Nesse contexto, de acordo com o pensamento manifestado por este aresto, as discussões de gênero para a constituição de entidade familiar não devem ser resumidas apenas ao plano da união estável, na qual os direitos dos “não-heterossexuais” ainda permaneceriam reduzidos, haja vista que a liberdade de constituição de família estaria restrita. Doravante, considerando que o tratamento deixaria de ser discriminatório no momento em que ambos estivessem equiparados de forma plena nas possibilidades de constituição da família, o STJ avançou ainda mais na compreensão do tema, ao considerar que a igualdade deveria ser estendida também ao casamento. Com efeito, o avanço do posicionamento desta corte se mostra claro quando se percebe que na doutrina contemporânea a diversidade sexual ainda se constitui numa barreira para o casamento, podendo ser considerada até como caso de inexistência, como ensina Carlos Roberto Gonçalves (2007, p. 126-127): Ainda que de forma indireta, a Constituição Federal, ao reconhecer a união estável “entre o homem e a mulher como entidade familiar, devendo a lei facilitar a sua conversão em casamento”, e ao proclamar que “os direitos e deveres referntes à sociedade conjugal são exercidos igualmente pelo homem e pela mulher” (art. 226, §§3º e 5º), só se admite o casamento entre pessoas que não tenham o mesmo sexo. Esse posicionamento é tradicional e já era sabido nos textos romanos clássicos. A diversidade de sexos constitui requisito natural do casamento, a ponto de serem considerados inexistentes as uniões homossexuais. Estas devem merecer regulamentação de natureza diversa, como objetiva projeto de lei apresentado ao Congresso Nacional pela então Deputada MARTA SUPLICY, com o objetivo de discipliná-las somente como uniões estáveis, não se propondo a dar às parcerias homossexuais um status igual ao do casamento, como consta da justificativa encaminhada.
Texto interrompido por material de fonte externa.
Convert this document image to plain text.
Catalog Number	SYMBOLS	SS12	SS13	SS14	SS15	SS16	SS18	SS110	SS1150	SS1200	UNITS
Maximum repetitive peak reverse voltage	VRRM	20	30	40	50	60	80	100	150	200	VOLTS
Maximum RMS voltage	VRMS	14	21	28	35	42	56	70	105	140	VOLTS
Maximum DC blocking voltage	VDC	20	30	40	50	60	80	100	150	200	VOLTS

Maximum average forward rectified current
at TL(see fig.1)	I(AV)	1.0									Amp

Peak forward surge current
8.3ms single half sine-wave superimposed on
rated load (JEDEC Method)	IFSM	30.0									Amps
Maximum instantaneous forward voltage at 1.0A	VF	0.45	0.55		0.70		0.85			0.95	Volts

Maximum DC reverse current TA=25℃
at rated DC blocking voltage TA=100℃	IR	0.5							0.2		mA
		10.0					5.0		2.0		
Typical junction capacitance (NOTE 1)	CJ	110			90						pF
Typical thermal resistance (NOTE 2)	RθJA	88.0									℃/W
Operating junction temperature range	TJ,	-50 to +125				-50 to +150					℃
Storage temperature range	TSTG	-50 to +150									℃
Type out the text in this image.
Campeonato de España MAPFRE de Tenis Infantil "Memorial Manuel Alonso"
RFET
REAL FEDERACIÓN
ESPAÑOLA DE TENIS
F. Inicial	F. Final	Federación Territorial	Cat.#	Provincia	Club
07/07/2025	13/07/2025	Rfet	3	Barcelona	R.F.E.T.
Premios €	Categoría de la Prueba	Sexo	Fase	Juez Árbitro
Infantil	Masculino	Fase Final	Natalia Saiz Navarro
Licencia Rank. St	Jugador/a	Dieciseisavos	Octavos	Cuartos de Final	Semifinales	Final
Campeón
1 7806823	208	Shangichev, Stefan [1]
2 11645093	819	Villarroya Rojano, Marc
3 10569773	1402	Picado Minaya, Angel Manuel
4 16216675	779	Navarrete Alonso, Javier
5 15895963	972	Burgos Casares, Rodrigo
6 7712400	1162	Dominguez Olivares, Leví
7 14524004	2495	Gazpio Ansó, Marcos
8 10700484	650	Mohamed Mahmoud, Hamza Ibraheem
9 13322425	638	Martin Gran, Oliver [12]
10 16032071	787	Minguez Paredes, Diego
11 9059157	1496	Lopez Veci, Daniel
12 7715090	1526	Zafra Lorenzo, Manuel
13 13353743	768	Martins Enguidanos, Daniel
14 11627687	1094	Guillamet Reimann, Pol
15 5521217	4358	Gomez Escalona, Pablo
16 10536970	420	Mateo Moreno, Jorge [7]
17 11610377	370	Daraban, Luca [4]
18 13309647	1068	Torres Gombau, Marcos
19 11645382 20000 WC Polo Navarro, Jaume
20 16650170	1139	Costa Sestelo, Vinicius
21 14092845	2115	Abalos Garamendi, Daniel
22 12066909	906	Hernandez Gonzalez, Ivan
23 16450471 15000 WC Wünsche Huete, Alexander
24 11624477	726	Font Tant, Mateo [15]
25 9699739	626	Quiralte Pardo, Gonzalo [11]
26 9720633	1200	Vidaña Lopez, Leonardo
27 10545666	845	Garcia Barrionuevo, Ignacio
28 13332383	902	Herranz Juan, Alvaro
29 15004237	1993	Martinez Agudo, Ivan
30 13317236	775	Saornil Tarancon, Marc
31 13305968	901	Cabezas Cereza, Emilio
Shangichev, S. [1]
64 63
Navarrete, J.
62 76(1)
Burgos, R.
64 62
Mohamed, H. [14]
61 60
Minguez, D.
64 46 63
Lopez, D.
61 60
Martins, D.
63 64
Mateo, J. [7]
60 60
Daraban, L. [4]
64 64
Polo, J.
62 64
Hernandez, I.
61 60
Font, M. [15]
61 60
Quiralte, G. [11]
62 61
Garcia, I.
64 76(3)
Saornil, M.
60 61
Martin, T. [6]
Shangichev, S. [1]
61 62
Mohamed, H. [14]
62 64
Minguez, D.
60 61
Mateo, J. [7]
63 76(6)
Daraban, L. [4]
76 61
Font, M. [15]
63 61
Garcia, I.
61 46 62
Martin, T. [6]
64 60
Por conseguinte, nota-se que a decisão proferida pelo STJ, representa anos de avanço na luta pelo direito à igualdade de todos aqueles que se encontram ou encontravam marginalizados pela orientação sexual diversa, permitindo assim, independentemente da sua orientação sexual, tanto o direito de constituir família quanto a própria opção em qual o modelo deseja constituir a sua família.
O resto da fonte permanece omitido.